Et puis je ne l’ai pas encore dit mais le samedi soir à l’hôtel de la gare avec Helmut et Hans nous jouons au jass, une espèce de tarot, mais bien de chez nous.
Ils se disputent toujours ces deux la. Pourtant nous aimons bien nous retrouver ensemble autour du Godin dans lequel ronronne un plein seau de charbon.
Quand le ton monte trop la vielle intervient sinon elle bavarde avec Marie Rose – c’est ma femme.
Si l’équipe d’entretien est au village elle devise volontiers avec  Monsieur l’ingénieur.
La vie est calme et agréable à Trockenweiller.

Aujourd’hui la journée s’est déroulée comme à l’habitude. Sauf que l’équipe d’entretien est partie au train du soir. Retour à Metz.
C’est dommage, je n’ai pas pu dire au revoir à Monsieur l’ingénieur.
Quand j’ai fermé la salle des guichets, je n’ai pas vu Marie Rose – c’est ma femme.
A vingt et une heures, je ne l’ai trouvé nulle part. Elle n’est pourtant pas grande notre gare.
Je suis allé faire un saut à l’hôtel de la vieille Yoanna où j’ai croisé Helmut et Hans qui m’ont dit : « mon pauvre Hadrien, tu es un idiot, voilà qu’il se passe enfin quelque chose à Trockenweiller » et ils se sont mit à rire méchamment.
Moi je les ai trouvé bête mais alors j’ai compris que je n’avais plus rien à déclarer et je suis retourné dans la gare et j’ai attendu le train de vingt trois heures trente, au bout du quai près du parterre de l’horloge en regardant vers la Lorraine… en direction de Metz.

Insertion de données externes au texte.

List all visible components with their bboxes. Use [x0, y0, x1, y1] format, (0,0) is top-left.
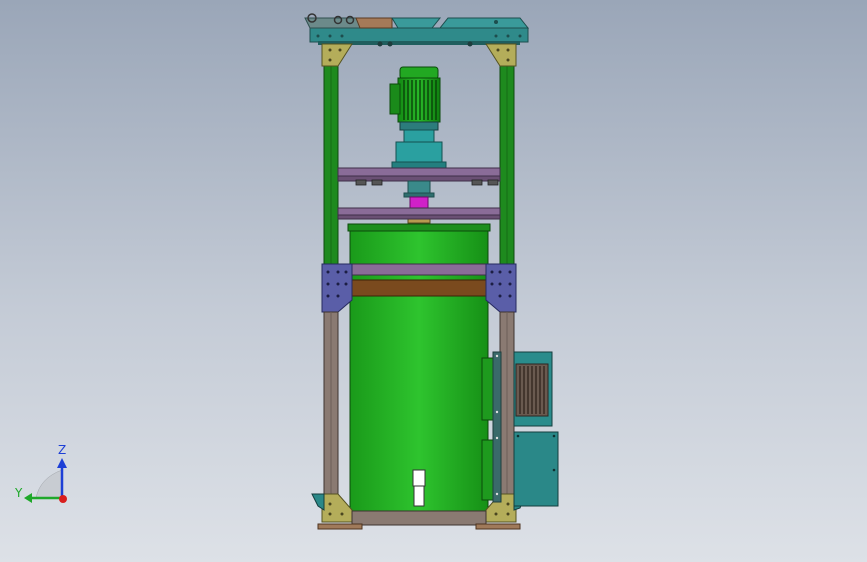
- motor-flange: [399, 121, 439, 131]
- x-axis-dot-icon: [59, 495, 67, 503]
- z-axis-label: Z: [58, 443, 66, 457]
- tank-drain: [413, 485, 425, 507]
- shaft-bearing: [407, 180, 431, 194]
- side-equipment[interactable]: [481, 351, 559, 507]
- y-axis-head-icon: [24, 493, 32, 503]
- top-bracket-right: [438, 17, 530, 29]
- platforms[interactable]: [337, 167, 501, 224]
- coordinate-triad: Z Y: [14, 443, 67, 503]
- z-axis-head-icon: [57, 458, 67, 468]
- side-bracket-upper: [481, 357, 495, 421]
- tank-band: [349, 279, 489, 297]
- control-box: [513, 431, 559, 507]
- top-gusset-left: [321, 43, 353, 67]
- motor-platform: [337, 167, 501, 177]
- shaft-platform: [337, 207, 501, 216]
- top-bracket-brown: [355, 17, 393, 29]
- bolt-icon: [377, 41, 383, 47]
- top-gusset-right: [485, 43, 517, 67]
- top-bracket-mid: [391, 17, 442, 29]
- cad-viewport[interactable]: Z Y: [0, 0, 867, 562]
- base-plate-teal-left: [311, 493, 325, 511]
- gearbox-body: [395, 141, 443, 165]
- shaft-collar: [403, 192, 435, 198]
- control-box-screw: [516, 434, 520, 438]
- gearbox-upper: [403, 129, 435, 143]
- shaft-platform-lower: [337, 214, 501, 220]
- motor-fan-cap: [399, 66, 439, 80]
- tank-sight-glass: [412, 469, 426, 487]
- gearbox-base: [391, 161, 447, 169]
- base-beam: [351, 510, 487, 526]
- bolt-icon: [467, 41, 473, 47]
- top-plate-assembly[interactable]: [304, 13, 530, 47]
- base-gusset-left: [321, 493, 353, 523]
- control-box-screw: [552, 434, 556, 438]
- tank-lid: [347, 223, 491, 232]
- foot-right: [475, 523, 521, 530]
- side-bracket-lower: [481, 439, 495, 501]
- heater-fins: [519, 366, 545, 414]
- side-mount-plate: [492, 351, 502, 503]
- bolt-icon: [387, 41, 393, 47]
- y-axis-label: Y: [14, 486, 23, 500]
- control-box-screw: [552, 468, 556, 472]
- motor-assembly[interactable]: [389, 66, 447, 169]
- motor-terminal-box: [389, 83, 401, 115]
- foot-left: [317, 523, 363, 530]
- triad-plane-icon: [35, 469, 63, 499]
- bolt-icon: [494, 20, 498, 24]
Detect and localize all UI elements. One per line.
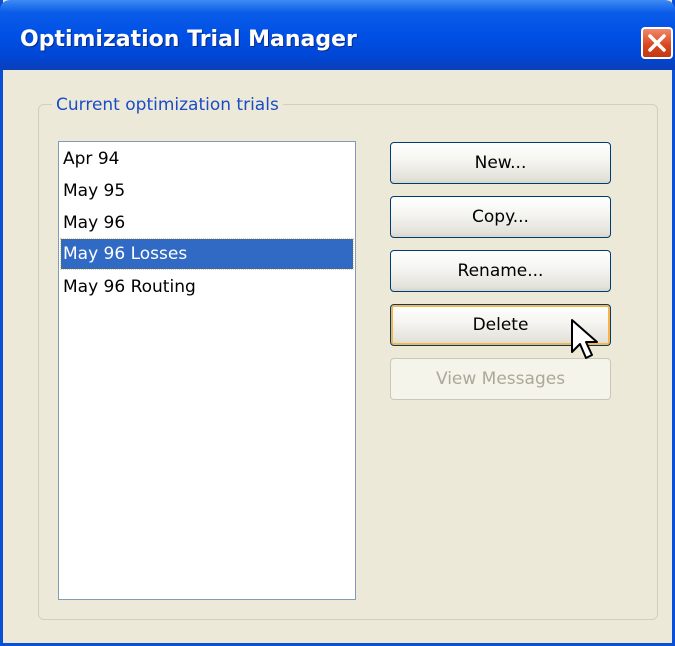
list-item-may-96[interactable]: May 96 <box>61 208 353 238</box>
groupbox-label: Current optimization trials <box>52 95 283 115</box>
list-item-apr-94[interactable]: Apr 94 <box>61 144 353 174</box>
title-bar[interactable]: Optimization Trial Manager <box>0 0 675 70</box>
trials-listbox[interactable]: Apr 94 May 95 May 96 May 96 Losses May 9… <box>58 141 356 600</box>
list-item-may-96-losses[interactable]: May 96 Losses <box>60 238 354 270</box>
new-button[interactable]: New... <box>390 142 611 184</box>
mouse-pointer-icon <box>571 319 598 359</box>
close-icon <box>648 34 666 52</box>
list-item-may-96-routing[interactable]: May 96 Routing <box>61 272 353 302</box>
list-item-may-95[interactable]: May 95 <box>61 176 353 206</box>
close-button[interactable] <box>641 27 673 59</box>
copy-button[interactable]: Copy... <box>390 196 611 238</box>
view-messages-button[interactable]: View Messages <box>390 358 611 400</box>
window-title: Optimization Trial Manager <box>20 27 357 52</box>
rename-button[interactable]: Rename... <box>390 250 611 292</box>
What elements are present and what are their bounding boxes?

Je ne me souviens plus l’avoir entendu passer le vingt trois heures trente. D’ailleurs je ne me souviens plus de rien.

Bonjour, je m’appelle Jacques Verdier, je suis natif de Nanterre et j’ai été nommé chef de gare à Trockenweiller. J’ai remplacé l’ancien chef qui, il y a quelques mois, a eu un triste accident au passage du train de vingt trois heures trente.
Je compte me marier dans quelques semaines avec Yvette – elle sera bientôt ma femme.
C’est joli ici, c’est calme, il ne se passe jamais rien à Trockenweiller.
Yvette – ce sera bientôt ma femme – et moi serons heureux.